Barashi Nimrod S, Li Tiandao, Angappulige Duminduni H, Zhang Bo, O'Gorman Harry, Nottingham Charles U, Shetty Anup S, Ippolito Joseph E, Andriole Gerald L, Mahajan Nupam P, Kim Eric H, Mahajan Kiran
Division of Urologic Surgery, Department of Surgery, Washington University in St. Louis, St. Louis, MO 63110, USA.
Department of Developmental Biology, Washington University in St. Louis, St. Louis, MO 63110, USA.
Cancers (Basel). 2024 Jan 2;16(1):213. doi: 10.3390/cancers16010213.

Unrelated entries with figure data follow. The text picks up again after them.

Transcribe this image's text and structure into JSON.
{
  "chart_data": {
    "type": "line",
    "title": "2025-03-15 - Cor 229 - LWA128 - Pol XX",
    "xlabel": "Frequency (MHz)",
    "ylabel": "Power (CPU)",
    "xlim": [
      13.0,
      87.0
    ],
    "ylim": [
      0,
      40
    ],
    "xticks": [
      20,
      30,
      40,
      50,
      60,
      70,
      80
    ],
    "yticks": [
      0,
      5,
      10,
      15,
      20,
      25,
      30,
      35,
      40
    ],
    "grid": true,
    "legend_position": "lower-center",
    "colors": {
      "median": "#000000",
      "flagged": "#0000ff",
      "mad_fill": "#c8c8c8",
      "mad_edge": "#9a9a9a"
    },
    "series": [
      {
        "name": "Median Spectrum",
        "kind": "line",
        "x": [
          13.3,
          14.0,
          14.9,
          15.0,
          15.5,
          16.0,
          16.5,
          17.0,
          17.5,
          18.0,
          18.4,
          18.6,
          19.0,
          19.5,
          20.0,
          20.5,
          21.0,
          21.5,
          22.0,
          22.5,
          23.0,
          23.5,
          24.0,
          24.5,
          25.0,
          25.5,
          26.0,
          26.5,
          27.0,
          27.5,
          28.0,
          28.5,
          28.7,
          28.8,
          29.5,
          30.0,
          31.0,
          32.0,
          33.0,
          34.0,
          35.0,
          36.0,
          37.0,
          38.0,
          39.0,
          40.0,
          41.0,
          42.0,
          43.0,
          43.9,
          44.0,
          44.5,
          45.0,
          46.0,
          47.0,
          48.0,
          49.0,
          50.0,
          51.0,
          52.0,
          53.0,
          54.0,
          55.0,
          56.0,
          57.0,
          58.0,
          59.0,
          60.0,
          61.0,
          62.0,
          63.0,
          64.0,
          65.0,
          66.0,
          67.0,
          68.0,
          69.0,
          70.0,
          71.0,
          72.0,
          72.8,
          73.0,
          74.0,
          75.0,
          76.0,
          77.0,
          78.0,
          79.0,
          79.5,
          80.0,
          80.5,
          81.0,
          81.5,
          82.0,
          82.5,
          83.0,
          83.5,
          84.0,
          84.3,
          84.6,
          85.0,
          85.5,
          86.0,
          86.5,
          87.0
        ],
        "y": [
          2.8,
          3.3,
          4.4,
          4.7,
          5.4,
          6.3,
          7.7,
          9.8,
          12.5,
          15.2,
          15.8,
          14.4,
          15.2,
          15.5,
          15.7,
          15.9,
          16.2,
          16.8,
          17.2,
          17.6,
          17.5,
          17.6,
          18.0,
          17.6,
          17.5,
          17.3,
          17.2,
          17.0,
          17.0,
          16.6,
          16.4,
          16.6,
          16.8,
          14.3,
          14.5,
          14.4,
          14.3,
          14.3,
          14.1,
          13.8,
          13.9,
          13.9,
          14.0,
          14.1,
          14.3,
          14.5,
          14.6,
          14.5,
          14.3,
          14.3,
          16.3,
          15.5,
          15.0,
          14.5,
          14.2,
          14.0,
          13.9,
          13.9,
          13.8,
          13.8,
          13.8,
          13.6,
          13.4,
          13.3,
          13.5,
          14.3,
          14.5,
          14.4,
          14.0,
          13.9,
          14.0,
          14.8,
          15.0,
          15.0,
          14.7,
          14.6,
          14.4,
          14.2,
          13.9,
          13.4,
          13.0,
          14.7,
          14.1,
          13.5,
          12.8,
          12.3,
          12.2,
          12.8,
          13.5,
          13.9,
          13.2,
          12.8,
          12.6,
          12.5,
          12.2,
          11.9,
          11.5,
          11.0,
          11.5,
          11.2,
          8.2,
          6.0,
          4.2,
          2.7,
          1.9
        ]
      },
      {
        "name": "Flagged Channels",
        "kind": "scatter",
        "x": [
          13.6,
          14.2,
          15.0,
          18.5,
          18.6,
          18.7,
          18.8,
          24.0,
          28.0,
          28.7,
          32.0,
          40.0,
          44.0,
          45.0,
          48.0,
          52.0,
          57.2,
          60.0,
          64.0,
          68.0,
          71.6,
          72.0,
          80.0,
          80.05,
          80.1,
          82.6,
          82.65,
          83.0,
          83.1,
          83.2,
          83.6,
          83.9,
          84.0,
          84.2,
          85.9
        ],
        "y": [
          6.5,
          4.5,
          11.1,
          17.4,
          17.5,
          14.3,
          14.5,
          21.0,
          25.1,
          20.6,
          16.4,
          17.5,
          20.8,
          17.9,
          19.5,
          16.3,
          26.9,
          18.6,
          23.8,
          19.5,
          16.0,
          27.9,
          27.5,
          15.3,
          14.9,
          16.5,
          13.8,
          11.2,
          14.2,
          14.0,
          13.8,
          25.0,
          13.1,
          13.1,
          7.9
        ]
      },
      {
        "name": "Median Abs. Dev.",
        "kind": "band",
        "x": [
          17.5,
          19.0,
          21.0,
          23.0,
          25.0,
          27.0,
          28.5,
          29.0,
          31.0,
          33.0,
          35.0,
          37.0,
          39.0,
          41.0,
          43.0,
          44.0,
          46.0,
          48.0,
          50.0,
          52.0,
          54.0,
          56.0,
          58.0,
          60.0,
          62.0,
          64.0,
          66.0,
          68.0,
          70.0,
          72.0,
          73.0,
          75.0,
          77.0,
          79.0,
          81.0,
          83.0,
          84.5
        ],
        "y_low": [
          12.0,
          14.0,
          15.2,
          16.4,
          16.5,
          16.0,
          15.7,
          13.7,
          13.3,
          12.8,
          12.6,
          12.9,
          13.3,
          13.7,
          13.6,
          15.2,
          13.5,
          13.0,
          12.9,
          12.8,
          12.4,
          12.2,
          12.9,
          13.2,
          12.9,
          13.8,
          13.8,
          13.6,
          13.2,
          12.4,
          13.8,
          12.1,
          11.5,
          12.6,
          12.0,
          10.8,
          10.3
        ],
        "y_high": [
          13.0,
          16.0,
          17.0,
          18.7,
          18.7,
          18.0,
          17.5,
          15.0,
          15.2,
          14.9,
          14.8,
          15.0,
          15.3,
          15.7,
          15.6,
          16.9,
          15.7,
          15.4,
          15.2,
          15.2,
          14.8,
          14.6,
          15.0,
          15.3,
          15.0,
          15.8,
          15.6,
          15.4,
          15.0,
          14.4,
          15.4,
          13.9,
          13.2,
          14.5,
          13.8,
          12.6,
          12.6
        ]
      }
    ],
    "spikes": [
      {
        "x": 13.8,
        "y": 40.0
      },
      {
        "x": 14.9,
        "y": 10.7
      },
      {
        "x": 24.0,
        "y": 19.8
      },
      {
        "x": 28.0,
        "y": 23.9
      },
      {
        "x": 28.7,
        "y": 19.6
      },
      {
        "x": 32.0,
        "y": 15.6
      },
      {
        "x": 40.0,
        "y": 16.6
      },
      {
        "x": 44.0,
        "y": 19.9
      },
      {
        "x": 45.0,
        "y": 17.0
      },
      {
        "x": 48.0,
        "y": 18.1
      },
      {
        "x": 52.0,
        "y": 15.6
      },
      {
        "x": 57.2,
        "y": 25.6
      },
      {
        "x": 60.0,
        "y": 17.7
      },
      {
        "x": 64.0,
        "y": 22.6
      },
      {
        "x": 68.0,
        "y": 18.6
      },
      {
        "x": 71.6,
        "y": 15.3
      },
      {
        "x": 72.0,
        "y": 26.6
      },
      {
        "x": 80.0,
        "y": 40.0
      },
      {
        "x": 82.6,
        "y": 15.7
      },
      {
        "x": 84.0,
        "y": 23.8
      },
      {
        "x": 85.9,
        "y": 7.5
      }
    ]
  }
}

Our objective was to identify variations in gene expression that could help elucidate the pathways for the development of prostate cancer (PCa) in men with Benign Prostatic Hyperplasia (BPH). We included 98 men with BPH, a positive prostate MRI (Prostate Imaging Reporting and Data System; PIRADS ≥ 4), and a negative biopsy from November 2014 to January 2018. RNA sequencing (RNA-Seq) was performed on tissue cores from the MRI lesion and a geographically distant region (two regions per patient). All patients were followed for at least three years to identify who went on to develop PCa. We compared the gene expressions of those who did not develop PCa ("BPH-only") vs. those who did ("BPH/PCa"). Then, we identified the subset of men with BPH who had the highest American Urological Association (AUA) symptom scores ("symptomatic BPH") and compared their gene expression to the BPH/PCa group. At a median follow-up of 47.5 months, 15 men had developed PCa while 83 did not. We compared gene expressions of 14 men with symptomatic BPH (AUAss ≥ 18) vs. 15 with BPH/PCa. We found two clusters of genes, suggesting the two groups had distinctive molecular features. Differential analysis revealed genes that were upregulated in BPH-only and downregulated in BPH/PCa, and vice versa. Symptomatic BPH men had upregulation of T-cell activation markers (TCR, CD3, ZAP70, IL-2 and IFN-γ and chemokine receptors, CXCL9/10) expression. In contrast, men with BPH/PCa had upregulation of NKX3-1 and HOXB13 transcription factors associated with luminal epithelial progenitors but depleted of immune cells, suggesting a cell-autonomous role in immune evasion. Symptomatic BPH with immune-enriched landscapes may support anti-tumor immunity. RNA sequencing of benign prostate biopsy tissue showing upregulation of NKX3-1 and HOXB13 with the absence of T-cells might help in identifying men at higher risk of future PCa development, which may be useful in determining ongoing PCa screening.
我们的目标是识别基因表达的变化,这些变化有助于阐明良性前列腺增生(BPH)男性患前列腺癌(PCa)的发展途径。我们纳入了98名患有BPH、前列腺MRI检查结果为阳性(前列腺影像报告和数据系统;PIRADS≥4)且活检结果为阴性的男性,研究时间为2014年11月至2018年1月。对来自MRI病变部位和一个地理上较远区域(每位患者两个区域)的组织芯进行了RNA测序(RNA-Seq)。对所有患者进行了至少三年的随访,以确定哪些人后来发展为PCa。我们比较了未发展为PCa的患者(“仅BPH”)与发展为PCa的患者(“BPH/PCa”)的基因表达。然后,我们确定了美国泌尿外科学会(AUA)症状评分最高的BPH男性子集(“有症状的BPH”),并将他们的基因表达与BPH/PCa组进行比较。在中位随访47.5个月时,15名男性发展为PCa,而83名未发展。我们比较了14名有症状的BPH男性(AUA评分≥18)与15名BPH/PCa男性的基因表达。我们发现了两组基因,表明这两组具有独特的分子特征。差异分析揭示了在仅BPH中上调而在BPH/PCa中下调的基因,反之亦然。有症状的BPH男性的T细胞活化标志物(TCR、CD3、ZAP70、IL-2和IFN-γ以及趋化因子受体CXCL9/10)表达上调。相比之下,BPH/PCa男性中与管腔上皮祖细胞相关的NKX3-1和HOXB13转录因子上调,但免疫细胞减少,这表明在免疫逃逸中存在细胞自主作用。具有免疫丰富景观的有症状BPH可能支持抗肿瘤免疫。良性前列腺活检组织的RNA测序显示NKX3-1和HOXB13上调且无T细胞,这可能有助于识别未来发生PCa风险较高的男性,这对于确定正在进行的PCa筛查可能有用。